16 January 2010

Welcome to the ASC's Education Blog

Hi everyone, remember me? I'm that guy who reported on the 2009 American Shakespeare Center's Blackfriars Conference, and they apparently liked it so much that they want me to keep all you good people of the Internet updated on the goings on here in the ASC's Education department. We start off with a teacher seminar keynote presented by Kendra Preston Leonard.

Here's a subject very near and dear to my heart: sound design; or in this case, sound and music on the Shakespearean stage. Having spent nearly a decade calling myself a sound designer, I have a keen feeling about how music can affect a play. The right soundtrack will clarify and enhance a good production, or will shrewdly subvert the text. In this teacher seminar's keynote,Leonard examines the use of music on stage and film, citing the Roman Polanksi Macbeth, which uses traditional music for the domestic scenes of the Macbeth household, and a modern band for the scenes of the witches.

A further example is Tim Supple's 2003 Twelfth Night, which uses four different musical cultures in the film: “high art” (i.e. The Magic Flute) indian, folk, and rock. Supple uses these four different musical cultures to reflect the cultural conflict that he explores in his production, in which Viola and Sebastian are East Indian refugees in London. Different types of music also help underscore (pun intended) Viola's transformation in Cesario and her assimilation in the different cultures of the world of London. “Hold thy Peace” is a raucous hard rock jam, for example, and in Feste's finale, all four musical elements are brought together.

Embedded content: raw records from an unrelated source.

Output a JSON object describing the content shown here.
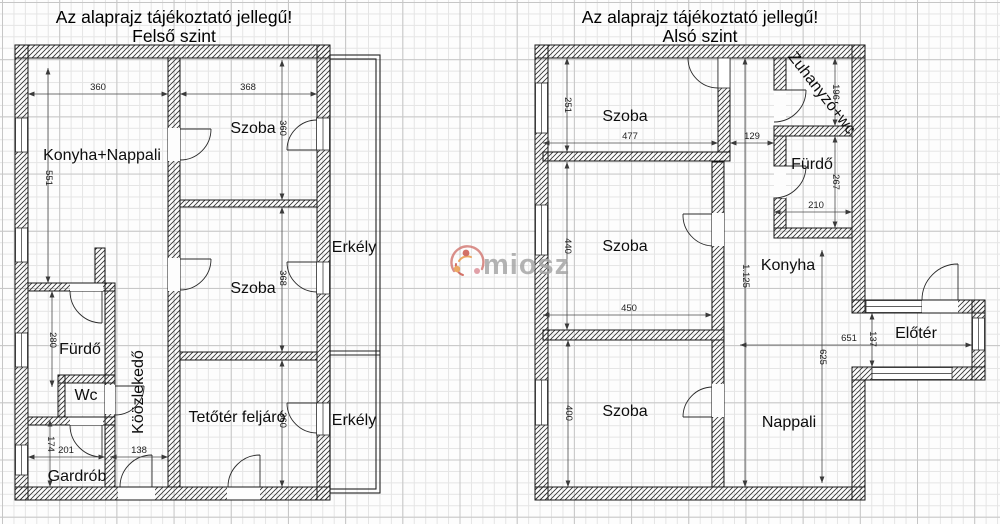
{
  "upper": {
    "disclaimer": "Az alaprajz tájékoztató jellegű!",
    "level": "Felső szint",
    "rooms": {
      "konyha_nappali": "Konyha+Nappali",
      "szoba_top": "Szoba",
      "szoba_mid": "Szoba",
      "erkely_top": "Erkély",
      "erkely_bottom": "Erkély",
      "furdo": "Fürdő",
      "wc": "Wc",
      "kozlekedo": "Köözlekedő",
      "tetoter": "Tetőtér feljáró",
      "gardrob": "Gardrób"
    },
    "dims": {
      "konyha_w": "360",
      "szoba_top_w": "368",
      "konyha_h": "551",
      "szoba_top_h": "360",
      "szoba_mid_h": "368",
      "tetoter_h": "360",
      "furdo_h": "280",
      "gardrob_h": "174",
      "gardrob_w": "201",
      "bejarat_w": "138"
    }
  },
  "lower": {
    "disclaimer": "Az alaprajz tájékoztató jellegű!",
    "level": "Alsó szint",
    "rooms": {
      "szoba_top": "Szoba",
      "szoba_mid": "Szoba",
      "szoba_bottom": "Szoba",
      "zuhanyzo": "Zuhanyzó+wc",
      "furdo": "Fürdő",
      "konyha": "Konyha",
      "eloter": "Előtér",
      "nappali": "Nappali"
    },
    "dims": {
      "szoba_top_h": "251",
      "szoba_top_w": "477",
      "folyoso_w": "129",
      "zuhanyzo_h": "196",
      "furdo_h": "267",
      "furdo_w": "210",
      "szoba_mid_h": "440",
      "szoba_mid_w": "450",
      "teljes_h": "1.125",
      "szoba_bottom_h": "400",
      "nappali_w": "651",
      "atjaro_h": "137",
      "nappali_h": "625"
    }
  },
  "watermark": {
    "brand": "miosz"
  }
}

Leonard contrasts this with She's the Man, which cuts much of the plot to set Twelfth Night in a prep school environment. This is perhaps useful for showing students how the modernization of Shakespare's language often falls flat. Much of the Twelfth Night's plot is subverted to the idea of “girl power:” this Viola is able to out-do the men in soccer and academia, and still be able to be the feminine debutante that her mother wants her to be. Here the music helps underscore the different gender roles that Viola plays as she switches them throughout the course of the movie. 

Following the keynote on the use of music and film in teaching the plays, discussion follows about the various ways that music can be used in the classroom to help illuminate the shows. Some of the ways suggested include having students come p with their own music for the shows, and even creating their own music for the "Hold thy Peace" catch in Twelfth night if conditions permit. All of which are great exercises for an introductory sound design class, in this humble sound designer's opinion.